Tout cela ne touchait cependant pas au fond de la Déclaration des Droits de 1789 : Propriété-Égalité-Liberté. Les Consuls de décembre 1799 se contentaient de proclamer : "Citoyens, la Révolution est fixée aux principes qui l'ont commencée : elle est finie."
On était donc loin de penser, en 1795, que 40 ans plus tard se lèverait la grande vague Utopiste affirmant le nécessaire établissement de la République "Socialiste-Démocratique" ! Ce nouveau mot d'ordre renvoyait réellement la Déclaration des Droits au musée des antiquités. En effet, il exigeait deux choses :
- La Propriété Active étendue à tous et, avec elle, la Citoyenneté Active étendue à tous. Cela entraînait effectivement une révision profonde de la perspective bourgeoise traditionnelle ;
- Les intéressés, les Utopistes de toutes les écoles, avaient conscience d'être ainsi "novateurs", relativement aux Grands Ancêtres ; et ils étaient fiers de se trouver investis d'une mission nouvelle, qu'ils voyaient comme le vrai achèvement de la Civilisation. D'où leur enthousiasme en découvrant qu'ils renversaient les priorités relativement à la Révolution : le Socialisme Démocratique déclarait nettement que la généralisation de la Propriété Active était la "fin", à l'égard de laquelle la généralisation de la Citoyenneté Active ne figurait que comme le "moyen".

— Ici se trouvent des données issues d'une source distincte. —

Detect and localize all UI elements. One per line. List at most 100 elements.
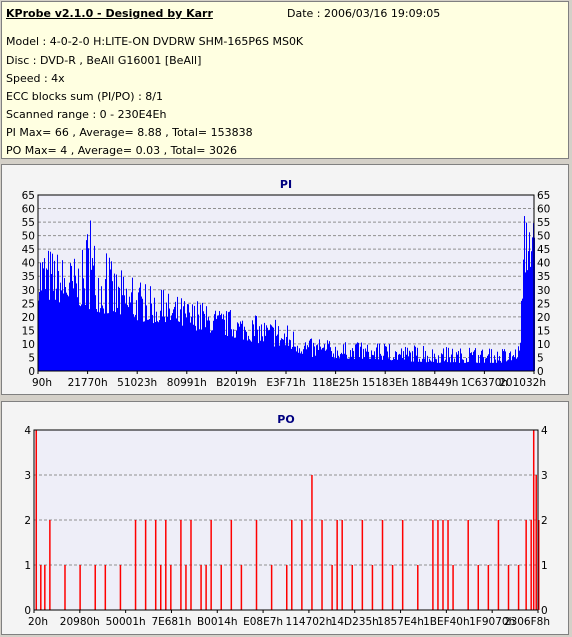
pi-bar [287,325,288,371]
pi-bar [105,279,106,371]
pi-bar [197,301,198,371]
po-bar [40,565,42,610]
po-bar [210,520,212,610]
y-tick-label-left: 65 [22,190,35,202]
y-tick-label-left: 1 [24,560,31,572]
y-tick-label-right: 0 [537,366,544,378]
po-bar [35,430,38,610]
pi-bar [136,300,137,371]
pi-bar [276,335,277,371]
pi-bar [217,315,218,371]
pi-bar [175,301,176,371]
pi-bar [315,355,316,371]
y-tick-label-left: 20 [22,312,35,324]
y-tick-label-right: 30 [537,285,550,297]
range-line: Scanned range : 0 - 230E4Eh [6,108,167,121]
chart-title: PO [277,413,294,426]
pi-bar [234,337,235,371]
pi-bar [84,288,85,371]
pi-bar [185,313,186,371]
pi-bar [271,325,272,371]
x-tick-label: B2019h [216,377,257,389]
pi-bar [125,303,126,371]
pi-bar [218,315,219,371]
pi-bar [61,290,62,371]
y-tick-label-left: 3 [24,470,31,482]
pi-bar [303,349,304,371]
pi-bar [245,330,246,371]
pi-bar [408,356,409,371]
pi-bar [527,270,528,371]
pi-bar [489,348,490,371]
pi-bar [230,310,231,371]
pi-bar [349,358,350,371]
po-bar [220,565,222,610]
info-panel: KProbe v2.1.0 - Designed by Karr Date : … [1,1,569,159]
pi-bar [184,301,185,371]
pi-bar [495,359,496,371]
pi-bar [279,345,280,371]
pi-bar [122,295,123,371]
pi-bar [180,309,181,371]
pi-bar [516,358,517,371]
pi-bar [201,329,202,371]
pi-bar [352,348,353,371]
y-tick-label-right: 3 [541,470,548,482]
y-tick-label-right: 0 [541,605,548,617]
pi-bar [386,346,387,371]
pi-bar [68,296,69,371]
y-tick-label-left: 15 [22,325,35,337]
pi-bar [374,351,375,371]
pi-bar [418,361,419,371]
y-tick-label-left: 0 [28,366,35,378]
pi-bar [115,312,116,371]
pi-bar [102,305,103,371]
pi-bar [466,358,467,371]
pi-bar [448,347,449,371]
pi-bar [202,302,203,371]
pi-bar [224,319,225,371]
pi-bar [265,335,266,371]
po-bar [507,565,510,610]
pi-bar [526,222,527,371]
pi-bar [501,362,502,371]
pi-bar [320,346,321,371]
pi-bar [519,350,520,371]
pi-bar [328,344,329,371]
pi-bar [268,330,269,371]
pi-bar [259,326,260,371]
pi-bar [518,346,519,371]
po-bar [401,520,404,610]
pi-bar [513,355,514,371]
pi-bar [523,259,524,371]
pi-bar [329,341,330,371]
pi-bar [474,350,475,371]
po-bar [477,565,480,610]
pi-bar [168,293,169,371]
x-tick-label: 21770h [68,377,108,389]
pi-bar [140,282,141,371]
po-bar [467,520,469,610]
x-tick-label: 50001h [106,616,146,628]
pi-bar [411,361,412,371]
pi-bar [132,277,133,371]
x-tick-label: 7E681h [151,616,191,628]
po-bar [270,565,273,610]
pi-bar [155,322,156,371]
pi-bar [499,356,500,371]
pi-bar [306,349,307,371]
pi-bar [488,354,489,371]
pi-bar [244,326,245,371]
pi-bar [71,265,72,371]
pi-bar [465,362,466,371]
pi-bar [503,351,504,371]
y-tick-label-right: 50 [537,231,550,243]
pi-bar [290,340,291,371]
y-tick-label-left: 45 [22,244,35,256]
pi-bar [100,308,101,371]
pi-bar [250,340,251,371]
pi-bar [64,278,65,371]
pi-bar [406,354,407,371]
pi-bar [159,320,160,371]
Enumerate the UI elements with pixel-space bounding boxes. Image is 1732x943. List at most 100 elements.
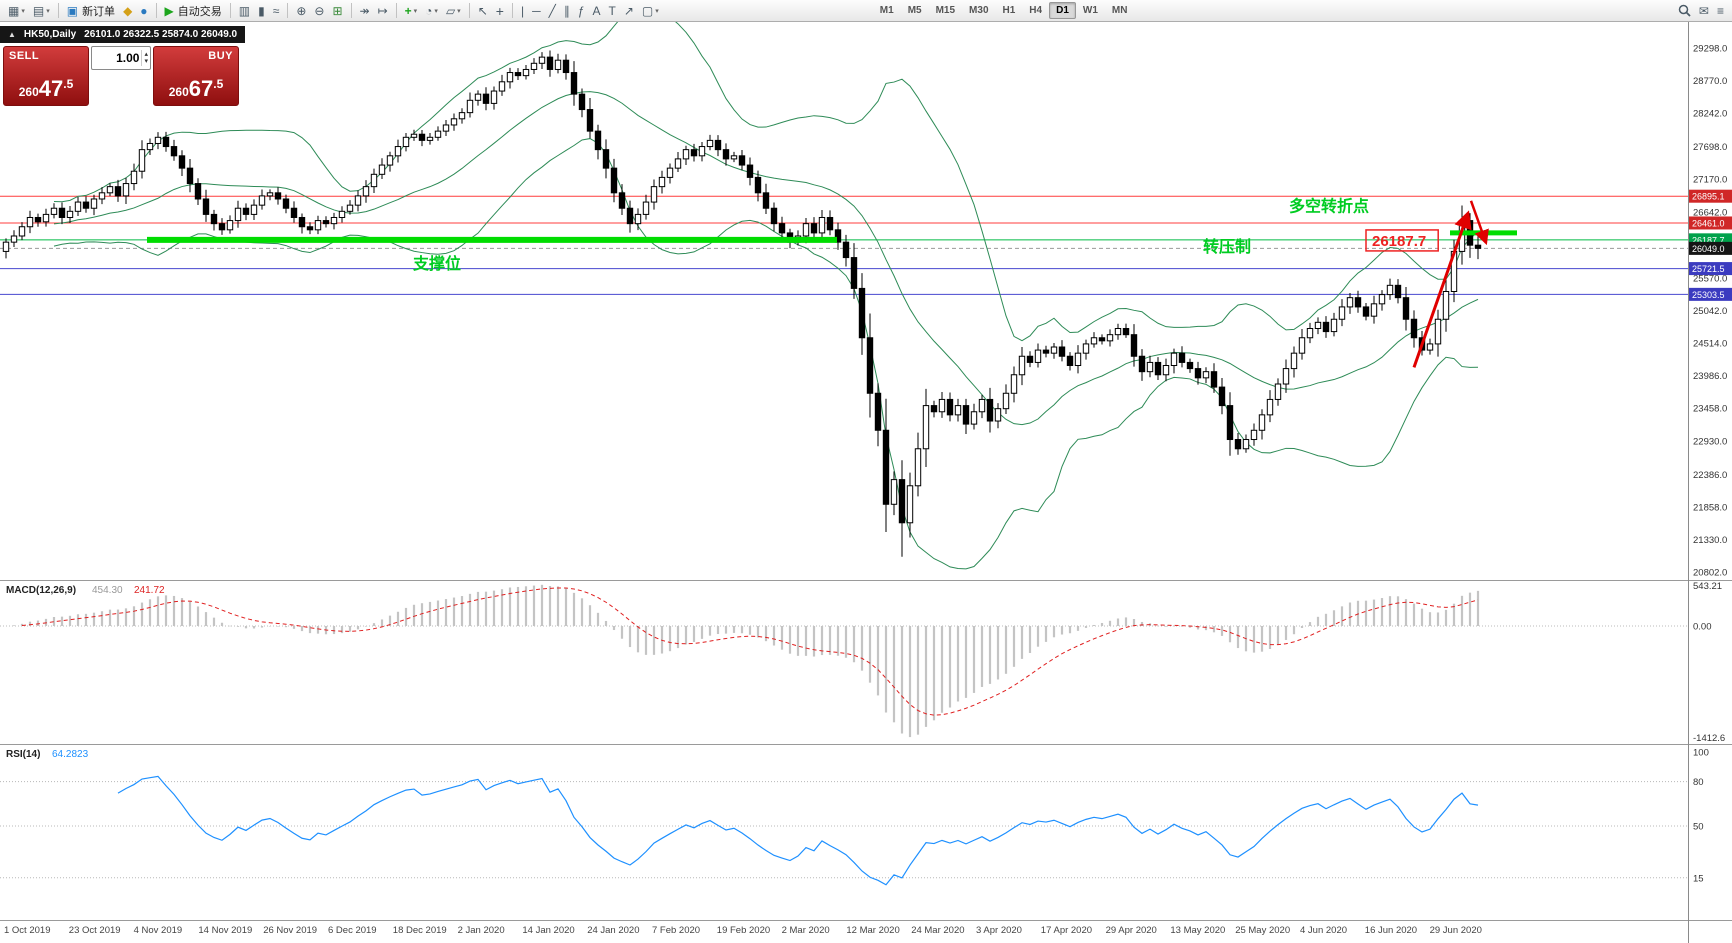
templates-icon[interactable]: ▱ ▾: [445, 3, 461, 18]
svg-text:27698.0: 27698.0: [1693, 142, 1727, 153]
timeframe-H1[interactable]: H1: [1002, 5, 1016, 16]
svg-text:23986.0: 23986.0: [1693, 371, 1727, 382]
svg-text:2 Jan 2020: 2 Jan 2020: [458, 925, 505, 936]
fibonacci-icon[interactable]: ƒ: [577, 3, 585, 18]
periods-icon[interactable]: ◔ ▾: [425, 3, 438, 18]
community-icon[interactable]: ●: [140, 3, 148, 18]
auto-scroll-icon[interactable]: ↠: [359, 3, 370, 18]
macd-value-signal: 241.72: [134, 585, 165, 596]
timeframe-M1[interactable]: M1: [879, 5, 894, 16]
timeframe-MN[interactable]: MN: [1111, 5, 1128, 16]
annotation-box-3[interactable]: [1365, 229, 1439, 252]
rsi-line: [117, 775, 1479, 886]
svg-text:7 Feb 2020: 7 Feb 2020: [652, 925, 700, 936]
sell-button[interactable]: SELL 26047.5: [3, 46, 89, 106]
svg-text:25721.5: 25721.5: [1692, 264, 1725, 274]
macd-axis[interactable]: 543.21 0.00 -1412.6: [1693, 581, 1725, 744]
svg-text:24514.0: 24514.0: [1693, 339, 1727, 350]
volume-control[interactable]: ▴ ▾: [91, 46, 151, 70]
svg-text:4 Nov 2019: 4 Nov 2019: [134, 925, 183, 936]
timeframe-D1[interactable]: D1: [1049, 2, 1076, 19]
sell-price: 26047.5: [18, 76, 74, 101]
timeframe-toolbar: M1 M5 M15 M30 H1 H4 D1 W1 MN: [873, 2, 1135, 19]
volume-up-button[interactable]: ▴: [144, 51, 148, 58]
price-axis[interactable]: 29298.0 28770.0 28242.0 27698.0 27170.0 26642…: [1693, 44, 1727, 579]
chart-shift-icon[interactable]: ↦: [377, 3, 388, 18]
svg-text:18 Dec 2019: 18 Dec 2019: [393, 925, 447, 936]
svg-text:26 Nov 2019: 26 Nov 2019: [263, 925, 317, 936]
svg-text:28242.0: 28242.0: [1693, 109, 1727, 120]
buy-button[interactable]: BUY 26067.5: [153, 46, 239, 106]
text-icon[interactable]: A: [592, 3, 601, 18]
price-tag-26461.0: 26461.0: [1689, 216, 1732, 230]
volume-down-button[interactable]: ▾: [144, 58, 148, 65]
chart-symbol-period: HK50,Daily: [23, 29, 77, 40]
channel-icon[interactable]: ∥: [563, 3, 570, 18]
trend-arrow-down[interactable]: [1469, 200, 1489, 246]
annotation-text-3[interactable]: 26187.7: [1372, 233, 1426, 250]
shapes-icon[interactable]: ▢ ▾: [641, 3, 659, 18]
annotation-text-2[interactable]: 支撑位: [412, 254, 461, 273]
volume-input[interactable]: [101, 51, 142, 65]
buy-price: 26067.5: [168, 76, 224, 101]
bollinger-upper-band: [53, 3, 1479, 342]
time-axis[interactable]: 1 Oct 2019 23 Oct 2019 4 Nov 2019 14 Nov 20…: [4, 925, 1482, 936]
timeframe-W1[interactable]: W1: [1082, 5, 1098, 16]
annotation-text-1[interactable]: 转压制: [1203, 237, 1251, 256]
candlestick-chart-icon[interactable]: ▮: [258, 3, 265, 18]
rsi-value: 64.2823: [52, 749, 89, 760]
search-icon[interactable]: [1675, 2, 1694, 20]
svg-text:20802.0: 20802.0: [1693, 568, 1727, 579]
new-chart-icon[interactable]: ▦ ▾: [8, 3, 25, 18]
svg-text:2 Mar 2020: 2 Mar 2020: [782, 925, 830, 936]
panel-collapse-icon[interactable]: ▲: [8, 30, 16, 39]
alerts-icon[interactable]: ◆: [123, 3, 133, 18]
chart-plot-area[interactable]: [0, 22, 1688, 580]
svg-text:27170.0: 27170.0: [1693, 175, 1727, 186]
svg-text:100: 100: [1693, 748, 1709, 759]
indicators-icon[interactable]: + ▾: [404, 3, 418, 18]
mail-icon[interactable]: ✉: [1698, 3, 1709, 18]
price-tag-26895.1: 26895.1: [1689, 189, 1732, 203]
rsi-axis[interactable]: 100 80 50 15: [1693, 748, 1709, 885]
macd-value-main: 454.30: [92, 585, 123, 596]
trendline-icon[interactable]: ╱: [548, 3, 556, 18]
svg-text:29 Jun 2020: 29 Jun 2020: [1430, 925, 1482, 936]
new-order-button[interactable]: ▣ 新订单: [64, 2, 118, 20]
zoom-out-icon[interactable]: ⊖: [314, 3, 325, 18]
svg-text:3 Apr 2020: 3 Apr 2020: [976, 925, 1022, 936]
svg-text:-1412.6: -1412.6: [1693, 733, 1725, 744]
tile-windows-icon[interactable]: ⊞: [332, 3, 343, 18]
chart-info-strip: ▲ HK50,Daily 26101.0 26322.5 25874.0 260…: [0, 26, 246, 43]
zoom-in-icon[interactable]: ⊕: [296, 3, 307, 18]
trend-arrow-up[interactable]: [1412, 210, 1472, 368]
timeframe-M15[interactable]: M15: [935, 5, 956, 16]
svg-text:25042.0: 25042.0: [1693, 306, 1727, 317]
svg-text:26642.0: 26642.0: [1693, 207, 1727, 218]
text-label-icon[interactable]: T: [608, 3, 616, 18]
bar-chart-icon[interactable]: ▥: [238, 3, 251, 18]
svg-text:24 Mar 2020: 24 Mar 2020: [911, 925, 964, 936]
timeframe-H4[interactable]: H4: [1029, 5, 1043, 16]
cursor-icon[interactable]: ↖: [477, 3, 488, 18]
main-toolbar: ▦ ▾ ▤ ▾ ▣ 新订单 ◆ ● ▶ 自动交易 ▥ ▮ ≈ ⊕ ⊖ ⊞ ↠ ↦ +…: [0, 0, 1732, 22]
svg-text:22930.0: 22930.0: [1693, 436, 1727, 447]
crosshair-icon[interactable]: +: [495, 2, 504, 19]
timeframe-M5[interactable]: M5: [907, 5, 922, 16]
autotrading-button[interactable]: ▶ 自动交易: [162, 2, 225, 20]
svg-text:23 Oct 2019: 23 Oct 2019: [69, 925, 121, 936]
arrow-tool-icon[interactable]: ↗: [623, 3, 634, 18]
macd-signal-line: [21, 587, 1479, 716]
menu-icon[interactable]: ≡: [1716, 3, 1724, 18]
line-chart-icon[interactable]: ≈: [272, 3, 280, 18]
svg-text:25303.5: 25303.5: [1692, 290, 1725, 300]
svg-text:29298.0: 29298.0: [1693, 44, 1727, 55]
timeframe-M30[interactable]: M30: [969, 5, 989, 16]
svg-text:13 May 2020: 13 May 2020: [1170, 925, 1225, 936]
horizontal-line-icon[interactable]: ─: [532, 3, 541, 18]
annotation-text-0[interactable]: 多空转折点: [1289, 196, 1369, 215]
profiles-icon[interactable]: ▤ ▾: [32, 3, 50, 18]
vertical-line-icon[interactable]: |: [520, 3, 525, 18]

Ceci dit, il me paraît nécessaire de préciser les points suivants :
1- L'exigence "Utopiste" du Socialisme Démocratique s'affirma de façon complètement spontanée. Ainsi le Marxisme, même ancien (1845-1975), n'eut rien à voir dans l'affaire ; d'ailleurs Marx avait 22 ans en 1840, et ne soupçonnait pas qu'il allait bientôt devenir "marxiste" (en 1844).
J'insiste : l'exigence Socialiste-Démocratique fut de part en part d'origine et de nature Civilisée ; c'est ainsi qu'on doit absolument aborder ce mouvement, qui se définira comme "Rouge" en 1848. C'est précisément ce qui fait la "limite" historique du Socialisme Démocratique, et ce qui en fit la faiblesse au jour de l'affrontement sanglant et décisif, voulu par la réaction Barbare (Anti-Civilisée), tant en 1840 à Londres qu'en Juin 1848 à Paris.
Tout ce qu'on peut lui accorder, c'est que le Socialisme Démocratique, toutes tendances confondues, était objectivement, inconsciemment, ULTRA-Civilisé. Cela s'est révélé dès 1795, avec Babeuf et Godwin, et a été confirmé en 1820, avec la Charbonnerie (Bazard et Voyer-d'Argenson) et le Socialisme proprement dit (Owen et Saint-Simon).
En ce qui concerne Marx, il enfourche le Socialisme Démocratique en 1844, quand il révèle ses limites. C'est à cela que son "Socialisme Scientifique" veut faire face, en mettant à l'honneur l'"Histoire" (la Chronologie) dans tous les domaines : le Matérialisme Dialectique dans la Théorie, et l'Économie Critique dans la Pratique.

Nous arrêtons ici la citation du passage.